Foundation: Learning the Contraction

3 sets per day, 10 reps per set. Contract and hold for 5 seconds, then fully release for 5 seconds.

The "release" phase is as important as the contraction. Many men hold residual tension without realizing it, which prevents proper strengthening. Focus on fully letting go each time.

Do one set lying down, one set seated, one set standing. Changing positions trains the muscle to engage in functional contexts, not just at rest.

Rest 60 seconds between sets. Total daily time: approximately 10 minutes.

Weeks 3–4: Resistance and Quick Contractions

Weeks 3–4

Building Strength and Speed

4 sets per day. Sets 1–2: 10 reps, hold 10 seconds, release 10 seconds. Sets 3–4: 20 rapid contractions (1 second on, 1 second off).

The long-hold sets build endurance in the ischiocavernosus — the capacity to maintain compression during sustained activity. The rapid contractions train the quick-twitch component, which is what fires during the spontaneous contractions that occur during erection.

By Week 3, you should notice the muscle is easier to find and more reliably isolated. If you're still recruiting glutes or abs significantly, add another week at the Week 1–2 protocol before progressing.

Weeks 5–6: Functional Integration and Progressive Load

Weeks 5–6

Performance Integration

5 sets per day. Sets 1–2: 10 reps, hold 15 seconds. Sets 3–4: 30 rapid contractions. Set 5: maximum hold — contract as firmly as possible and hold for as long as possible (target 20–30+ seconds by end of Week 6).
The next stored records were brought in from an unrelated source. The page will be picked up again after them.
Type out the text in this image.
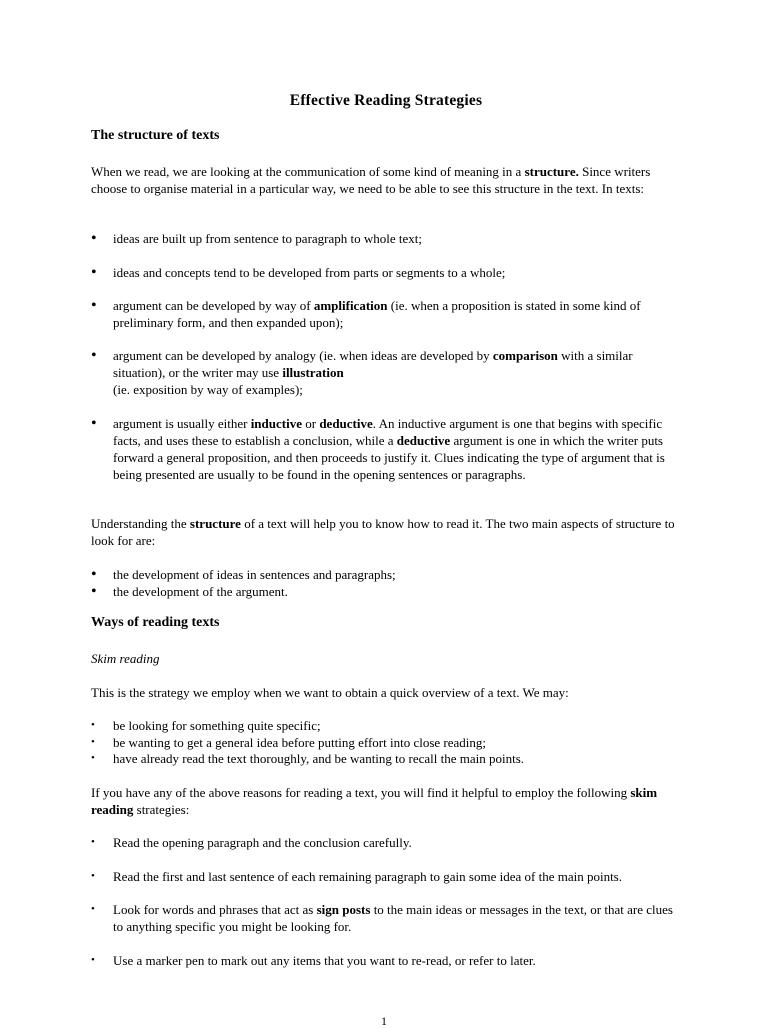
Effective Reading Strategies
The structure of texts
When we read, we are looking at the communication of some kind of meaning in a structure. Since writers choose to organise material in a particular way, we need to be able to see this structure in the text. In texts:
•	ideas are built up from sentence to paragraph to whole text;
•	ideas and concepts tend to be developed from parts or segments to a whole;
•	argument can be developed by way of amplification (ie. when a proposition is stated in some kind of preliminary form, and then expanded upon);
•	argument can be developed by analogy (ie. when ideas are developed by comparison with a similar situation), or the writer may use illustration
(ie. exposition by way of examples);
•	argument is usually either inductive or deductive. An inductive argument is one that begins with specific facts, and uses these to establish a conclusion, while a deductive argument is one in which the writer puts forward a general proposition, and then proceeds to justify it. Clues indicating the type of argument that is being presented are usually to be found in the opening sentences or paragraphs.
Understanding the structure of a text will help you to know how to read it. The two main aspects of structure to look for are:
•	the development of ideas in sentences and paragraphs;
•	the development of the argument.
Ways of reading texts
Skim reading
This is the strategy we employ when we want to obtain a quick overview of a text. We may:
•	be looking for something quite specific;
•	be wanting to get a general idea before putting effort into close reading;
•	have already read the text thoroughly, and be wanting to recall the main points.
If you have any of the above reasons for reading a text, you will find it helpful to employ the following skim reading strategies:
•	Read the opening paragraph and the conclusion carefully.
•	Read the first and last sentence of each remaining paragraph to gain some idea of the main points.
•	Look for words and phrases that act as sign posts to the main ideas or messages in the text, or that are clues to anything specific you might be looking for.
•	Use a marker pen to mark out any items that you want to re-read, or refer to later.
1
Add context-specific training: practice brief pelvic floor contractions during movement — when walking, climbing stairs, during light exercise. The goal is to develop the muscle's ability to engage when it's needed, not just when you're lying still thinking about it.

Some clinicians also recommend practicing a deliberate contraction at the moment of penile engorgement — essentially practicing the muscle activation in real sexual context. Whether this feels natural will vary, but for men working through venous-dominant dysfunction, it can be meaningfully effective.

"40% of participants achieved normal erectile function through pelvic floor training alone. No medication. No devices. Just consistent muscle rehabilitation over 12 weeks."

What Derails Most Men Who Try This

How Pelvic Floor Training Compares to Medication Long-Term

PDE5 inhibitors — sildenafil, tadalafil — have a well-documented acute effect. Take the medication, erections improve. Stop taking it, and for most men the underlying condition hasn't changed.

Pelvic floor training doesn't work acutely — the first week produces no noticeable effect in most men. But the gains from muscle strengthening are structural. Muscle tissue that has been built doesn't disappear when you stop the intervention (within normal maintenance parameters). Several studies following men 6 to 12 months after completing pelvic floor protocols show that the improvements persist.

A 2010 review in Therapeutic Advances in Urology compared pelvic floor training to PDE5 inhibitors in men with mild to moderate ED and found comparable outcomes at the 12-month mark, with the pelvic floor group maintaining improvement more consistently over time.

The two are not mutually exclusive. Some men use medication to restore confidence while building pelvic floor strength, then taper the medication as muscle function improves.

When Pelvic Floor Work Isn't Enough on Its Own

Pelvic floor training addresses the muscular component of erectile function. It doesn't address arterial insufficiency, nerve damage, hormonal imbalance, or severe venous structural abnormalities.

If you've completed 8 to 12 weeks of consistent pelvic floor training and see no improvement, this is diagnostic information: the cause of your ED is likely not primarily muscular. That warrants a more thorough evaluation — blood panel for testosterone and metabolic markers, cardiovascular risk assessment, and potentially a urological workup including Doppler ultrasound.

For men with moderate to severe arterial ED, pelvic floor training may improve baseline function modestly but won't overcome a significant blood flow deficit. For men whose main issue is venous leak, it's often highly effective because it directly strengthens the muscles responsible for venous compression. Knowing which category you're in matters.